Contact lens wear may not be recommended if:

  • Your eyes are severely irritated due to ocular allergies;
  • You work in an environment with lots of dust and chemicals;
  • You have an overactive thyroid, uncontrolled diabetes, or severe arthritis in your hands; or,
  • Your eyes are overly dry due to a medical condition, pregnancy or medications you are taking.

After a thorough eye examination performed by your doctor of optometry, your suitability for contact lenses and the specific contact lens options that best meets your requirements will be determined.

What are the advantages of wearing contact lenses?

  • Wearing contact lenses allows people to see your eyes better. Some people don’t like their appearance in eyeglasses.
  • Contact lenses may allow better vision correction due to the reduced obstruction from eyeglass frames.
  • They provide excellent peripheral vision.
  • They don’t fog up when you come in out of the cold.
  • They don’t get in the way during sports and other recreational activities.

What are the disadvantages?

  • Contact lenses require adaptations. New soft lens wearers typically adjust to their lenses within a week. Rigid lenses generally require a longer adjustment period.
  • Except for some daily disposable varieties, almost all lenses require regular cleaning and disinfection, a process that, although requiring only a few minutes a day, is more than some people are willing to undertake.
  • Contact lenses have to be inserted and removed on a daily basis.

Your doctor of optometry will need to know: what kind of lifestyle you lead? What kind of work do you do?

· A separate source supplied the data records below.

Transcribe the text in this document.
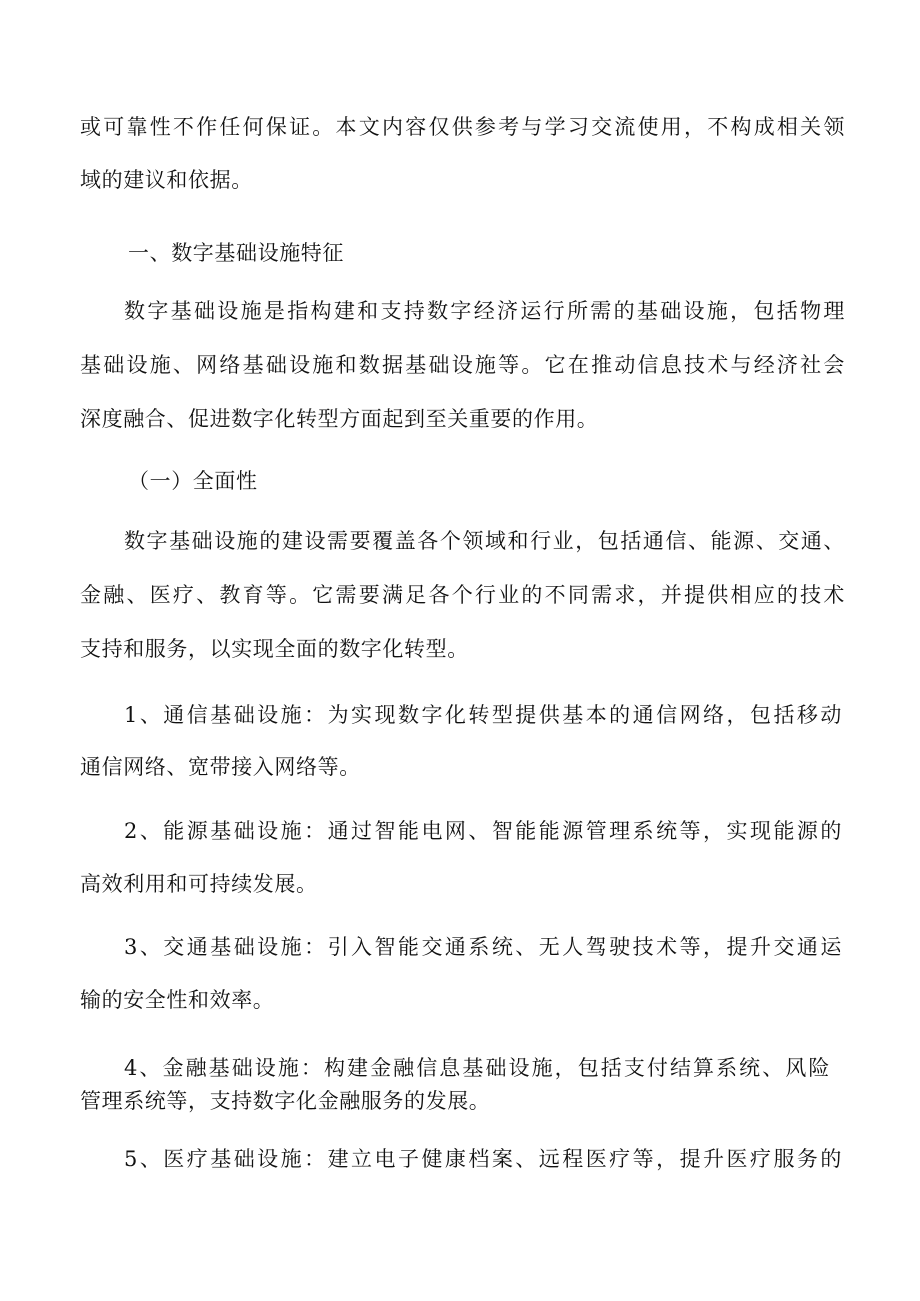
或可靠性不作任何保证。本文内容仅供参考与学习交流使用，不构成相关领
域的建议和依据。
一、数字基础设施特征
数字基础设施是指构建和支持数字经济运行所需的基础设施，包括物理
基础设施、网络基础设施和数据基础设施等。它在推动信息技术与经济社会
深度融合、促进数字化转型方面起到至关重要的作用。
（一）全面性
数字基础设施的建设需要覆盖各个领域和行业，包括通信、能源、交通、
金融、医疗、教育等。它需要满足各个行业的不同需求，并提供相应的技术
支持和服务，以实现全面的数字化转型。
1、通信基础设施：为实现数字化转型提供基本的通信网络，包括移动
通信网络、宽带接入网络等。
2、能源基础设施：通过智能电网、智能能源管理系统等，实现能源的
高效利用和可持续发展。
3、交通基础设施：引入智能交通系统、无人驾驶技术等，提升交通运
输的安全性和效率。
4、金融基础设施：构建金融信息基础设施，包括支付结算系统、风险
管理系统等，支持数字化金融服务的发展。
5、医疗基础设施：建立电子健康档案、远程医疗等，提升医疗服务的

  • For those involved in sports and recreational activities, contact lenses offer a number of advantages. In addition to providing good peripheral vision, eliminating the problem of foggy or rain splattered lenses, and freeing you from worries about broken glasses, contact lenses also mean you can wear non-prescription protective eye wear.
  • Looking sideways through the lenses of glasses leads to prismatic effects because you are not looking through their optical centers. Your eyes have to coordinate differently to cope with this. This does not happen with contact lenses because you always look through the optical center of the lenses as they move with your eye movements.
  • Your occupation and work environment should also be taken into consideration. People whose work requires good peripheral vision may want to consider contacts. Those who work in dusty environments or where chemicals are in heavy use are likely to find spectacles more comfortable and safer.